In a recent case, the court amended, rather than terminating, a complicated SFA in a large mixed-use complex beside the Air Canada Centre. Amongst other things, the agreement placed all the power and decision- making authority in the hands of the commercial owner and its manager. There was no shared facilities committee and no right of the residential corporation to have any input on such matters as the annual budget or selecting management. The court decided that there should be a shared facilities committee including representatives of the residential corporation, and the parties could decide on management.

5. Chairing meetings for the purposes of negotiating an amended agreement - This can be done with each party's lawyers, but it may be preferable to have an outside, independent lawyer chair the meeting and guide the parties through negotiations. This could be a preliminary step before mediation.

Given the associated costs of legal counsel, it is prudent for every board to undertake a cost-benefit analysis. If the amounts in dispute (short or long term) are far less than the anticipated professional costs, then the Board should consider whether it is worthwhile having counsel present throughout the process, keeping in mind the situation discussed by Marc.

An example was two corporations fighting over the shared portion of a laneway. The parties dug in their heels with each represented by counsel. The amount in dispute (determined by the engineer) was about $1,900 per annum and by the time the matter was finished the total legal costs were significant. This is not to say that there are not situations where counsel should be used even though the amount in dispute is small. Quite the opposite. However, a fully informed Board can make the decision.

The Future – Condo Act Reform

The reforms to the Act will obligate developers to have SFAs. There is no indication at this time if the government will regulate or prescribe the form of the SFA (as has been done for status certificates), but at least an SFA will have to be in place. This is a major first step, however, it is doubtful that it will resolve such problems as the balancing of rights and obligations, having a fair method of determining the percentage contributions to the shared costs, etc. So disputes will still arise.

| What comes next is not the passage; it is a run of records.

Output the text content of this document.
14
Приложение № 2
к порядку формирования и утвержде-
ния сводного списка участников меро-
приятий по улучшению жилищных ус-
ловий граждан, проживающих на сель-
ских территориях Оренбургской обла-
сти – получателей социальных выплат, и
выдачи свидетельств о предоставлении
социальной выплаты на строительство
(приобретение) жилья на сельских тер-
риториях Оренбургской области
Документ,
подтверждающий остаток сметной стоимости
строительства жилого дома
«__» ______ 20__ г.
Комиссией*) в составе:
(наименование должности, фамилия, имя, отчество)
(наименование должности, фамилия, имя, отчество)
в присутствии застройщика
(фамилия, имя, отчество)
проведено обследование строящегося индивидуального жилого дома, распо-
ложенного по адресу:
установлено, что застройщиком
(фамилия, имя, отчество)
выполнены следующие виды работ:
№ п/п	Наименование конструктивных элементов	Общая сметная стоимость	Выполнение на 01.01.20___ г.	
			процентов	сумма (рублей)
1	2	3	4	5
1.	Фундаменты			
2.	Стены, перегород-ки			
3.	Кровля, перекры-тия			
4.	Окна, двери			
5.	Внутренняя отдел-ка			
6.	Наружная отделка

Early on in the reform process there were discussions at committee level about the CAO and its tribunal (the CAT) having the jurisdiction to deal with SFA disputes, thus avoiding the courts. This has not yet been decided. However, it would not necessarily change the role of legal counsel, particularly considering the complexity and financial ramifications these disputes can have.

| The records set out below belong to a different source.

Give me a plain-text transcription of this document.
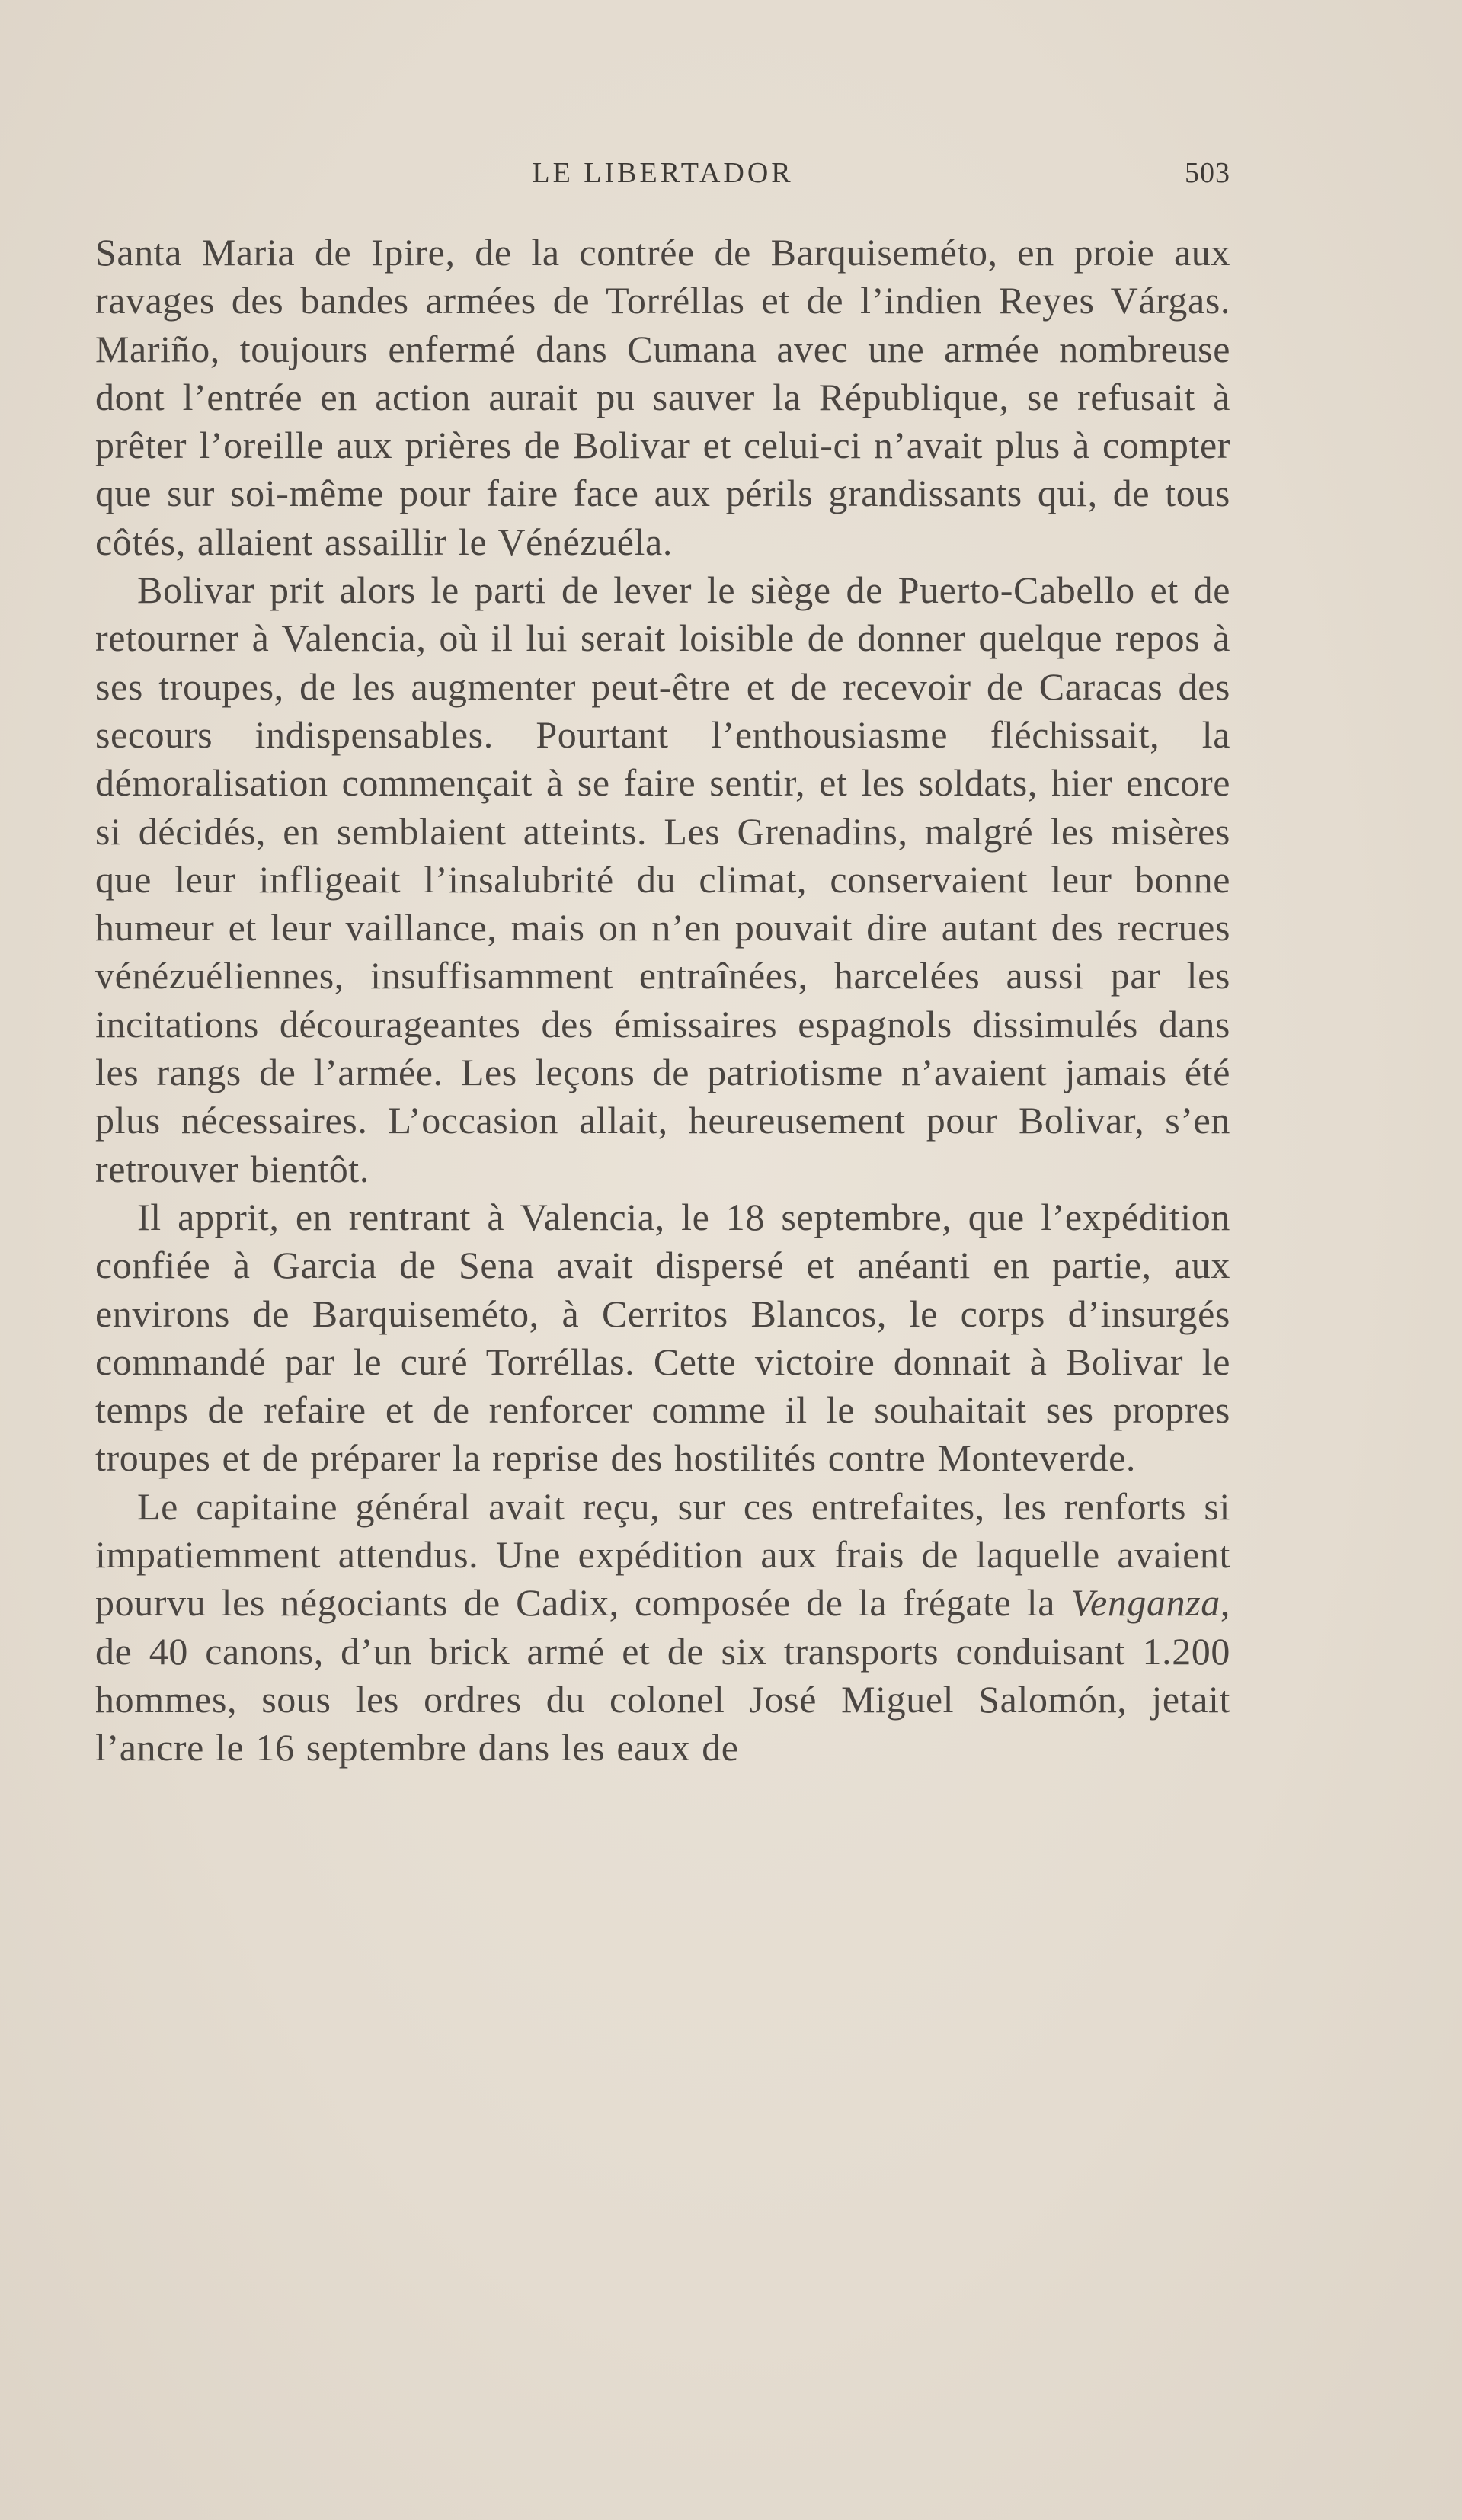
LE LIBERTADOR	503

Santa Maria de Ipire, de la contrée de Barquiseméto, en proie aux ravages des bandes armées de Torréllas et de l’indien Reyes Várgas. Mariño, toujours enfermé dans Cumana avec une armée nombreuse dont l’entrée en action aurait pu sauver la République, se refusait à prêter l’oreille aux prières de Bolivar et celui-ci n’avait plus à compter que sur soi-même pour faire face aux périls grandissants qui, de tous côtés, allaient assaillir le Vénézuéla.

Bolivar prit alors le parti de lever le siège de Puerto-Cabello et de retourner à Valencia, où il lui serait loisible de donner quelque repos à ses troupes, de les augmenter peut-être et de recevoir de Caracas des secours indispensables. Pourtant l’enthousiasme fléchissait, la démoralisation commençait à se faire sentir, et les soldats, hier encore si décidés, en semblaient atteints. Les Grenadins, malgré les misères que leur infligeait l’insalubrité du climat, conservaient leur bonne humeur et leur vaillance, mais on n’en pouvait dire autant des recrues vénézuéliennes, insuffisamment entraînées, harcelées aussi par les incitations décourageantes des émissaires espagnols dissimulés dans les rangs de l’armée. Les leçons de patriotisme n’avaient jamais été plus nécessaires. L’occasion allait, heureusement pour Bolivar, s’en retrouver bientôt.

Il apprit, en rentrant à Valencia, le 18 septembre, que l’expédition confiée à Garcia de Sena avait dispersé et anéanti en partie, aux environs de Barquiseméto, à Cerritos Blancos, le corps d’insurgés commandé par le curé Torréllas. Cette victoire donnait à Bolivar le temps de refaire et de renforcer comme il le souhaitait ses propres troupes et de préparer la reprise des hostilités contre Monteverde.

Le capitaine général avait reçu, sur ces entrefaites, les renforts si impatiemment attendus. Une expédition aux frais de laquelle avaient pourvu les négociants de Cadix, composée de la frégate la Venganza, de 40 canons, d’un brick armé et de six transports conduisant 1.200 hommes, sous les ordres du colonel José Miguel Salomón, jetait l’ancre le 16 septembre dans les eaux de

We believe that in the future better agreements will be drafted both as to clarity of the language and completeness, along with providing for a more equitable sharing of power, rights and responsibilities. This coupled with a possible faster dispute resolution mechanism will only improve the management of shared facilities and the relationship of the parties that share them.

Lawyers will always have an important role to play, but every board should consider when advice from professionals is needed, remembering not to be penny wise and pound foolish.